Der stellvertretende Direktor der Nationalen Sicherheitsbehörde, Hsu Hsi-hsiang (徐錫祥), sagte heute im Ausschuss für Auswärtige Angelegenheiten und Verteidigung im Parlament, Hackerangriffe seien gewöhnliche Vorgehensweisen der Kommunistischen Partei Chinas. Auf Bedenken von Parlamentsabgeordneten, ob China angesichts der bevorstehenden Amtseinführung des neuen Präsidenten Lai Ching-te (賴清德) am 20. Mai in diesem Zeitraum Cyberangriffe, Kognitive Kriegsführung oder sogar Angriffe auf wichtige Infrastruktur vornehmen könne, antwortete der stellvertretende Direktor der Nationalen Sicherheitsbehörde Hsu Hsi-hsiang, die Sicherheitsteams beobachteten die Entwicklung, doch derzeit seien solche kontroversen Nachrichten eher sporadisch. Die Nationale Sicherheitsbehörde reagiere darauf unverzüglich und leite die entsprechenden Maßnahmen ein.
Ein Parlamentsabgeordneter wies darauf hin, dass es anlässlich des Taiwanbesuchs der früheren Vorsitzenden des US-Repräsentantenhauses, Nancy Pelosi, im August 2022 Hackerangriffe auf elektronische Anzeigetafeln in Taiwan gegeben habe.
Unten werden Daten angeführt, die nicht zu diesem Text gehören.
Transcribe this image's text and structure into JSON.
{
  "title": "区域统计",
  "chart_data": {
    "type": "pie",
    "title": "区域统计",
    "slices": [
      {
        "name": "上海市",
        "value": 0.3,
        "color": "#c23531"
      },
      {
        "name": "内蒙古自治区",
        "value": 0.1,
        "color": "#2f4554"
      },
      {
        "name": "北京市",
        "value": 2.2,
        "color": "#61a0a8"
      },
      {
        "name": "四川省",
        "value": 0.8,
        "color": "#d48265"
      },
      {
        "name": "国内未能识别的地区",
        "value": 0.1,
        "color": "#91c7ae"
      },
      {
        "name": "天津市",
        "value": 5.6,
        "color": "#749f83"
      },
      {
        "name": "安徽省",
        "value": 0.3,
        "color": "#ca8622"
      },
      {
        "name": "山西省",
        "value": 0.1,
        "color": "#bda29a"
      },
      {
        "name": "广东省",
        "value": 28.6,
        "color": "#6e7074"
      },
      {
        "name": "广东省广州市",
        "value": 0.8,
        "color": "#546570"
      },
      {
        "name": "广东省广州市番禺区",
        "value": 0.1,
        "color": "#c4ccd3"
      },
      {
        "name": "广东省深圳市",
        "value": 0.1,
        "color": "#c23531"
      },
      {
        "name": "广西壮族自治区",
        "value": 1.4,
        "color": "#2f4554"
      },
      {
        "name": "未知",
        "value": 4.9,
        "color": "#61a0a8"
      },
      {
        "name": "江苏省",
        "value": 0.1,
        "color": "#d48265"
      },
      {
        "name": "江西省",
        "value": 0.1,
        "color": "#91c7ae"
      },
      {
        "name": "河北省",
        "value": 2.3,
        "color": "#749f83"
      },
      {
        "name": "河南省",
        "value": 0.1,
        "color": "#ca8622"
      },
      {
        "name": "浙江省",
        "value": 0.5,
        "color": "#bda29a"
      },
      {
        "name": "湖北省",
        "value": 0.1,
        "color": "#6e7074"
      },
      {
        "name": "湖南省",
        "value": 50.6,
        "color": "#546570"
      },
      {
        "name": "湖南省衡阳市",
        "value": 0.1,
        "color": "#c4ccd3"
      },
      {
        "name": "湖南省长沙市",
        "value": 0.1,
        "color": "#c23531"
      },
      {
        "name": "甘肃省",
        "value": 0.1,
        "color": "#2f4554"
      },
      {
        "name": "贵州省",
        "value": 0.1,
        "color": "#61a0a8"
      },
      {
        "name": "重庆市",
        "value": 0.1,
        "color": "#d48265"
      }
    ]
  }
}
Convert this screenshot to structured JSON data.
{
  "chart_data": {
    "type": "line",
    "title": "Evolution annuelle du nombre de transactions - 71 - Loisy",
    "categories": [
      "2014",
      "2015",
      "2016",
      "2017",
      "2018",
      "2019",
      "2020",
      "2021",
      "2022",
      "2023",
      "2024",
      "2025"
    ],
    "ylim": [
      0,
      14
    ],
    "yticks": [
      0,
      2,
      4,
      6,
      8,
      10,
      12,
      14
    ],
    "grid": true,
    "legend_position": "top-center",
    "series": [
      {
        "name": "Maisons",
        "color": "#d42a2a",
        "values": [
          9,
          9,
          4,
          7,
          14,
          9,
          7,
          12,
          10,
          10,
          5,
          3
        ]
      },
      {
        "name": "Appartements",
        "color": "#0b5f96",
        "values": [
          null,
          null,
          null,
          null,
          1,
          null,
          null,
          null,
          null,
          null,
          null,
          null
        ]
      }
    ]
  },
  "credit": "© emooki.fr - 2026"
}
Auf die Frage nach möglichen ähnlichen Cyberangriffen im Zeitraum um die Amtsantrittsfeier am 20. Mai sagte Hsu, die Nationale Sicherheitsbehörde und das Sicherheitsteam seien sehr aufmerksam angesichts möglicher Cyberangriffe oder Aktionen kognitiver Kriegsführung im Zeitraum um den 20. Mai. Man werde alle Vorkommnisse genau verfolgen und die betreffenden Behörden unverzüglich darüber informieren, damit diese entsprechende Maßnahmen ergreifen.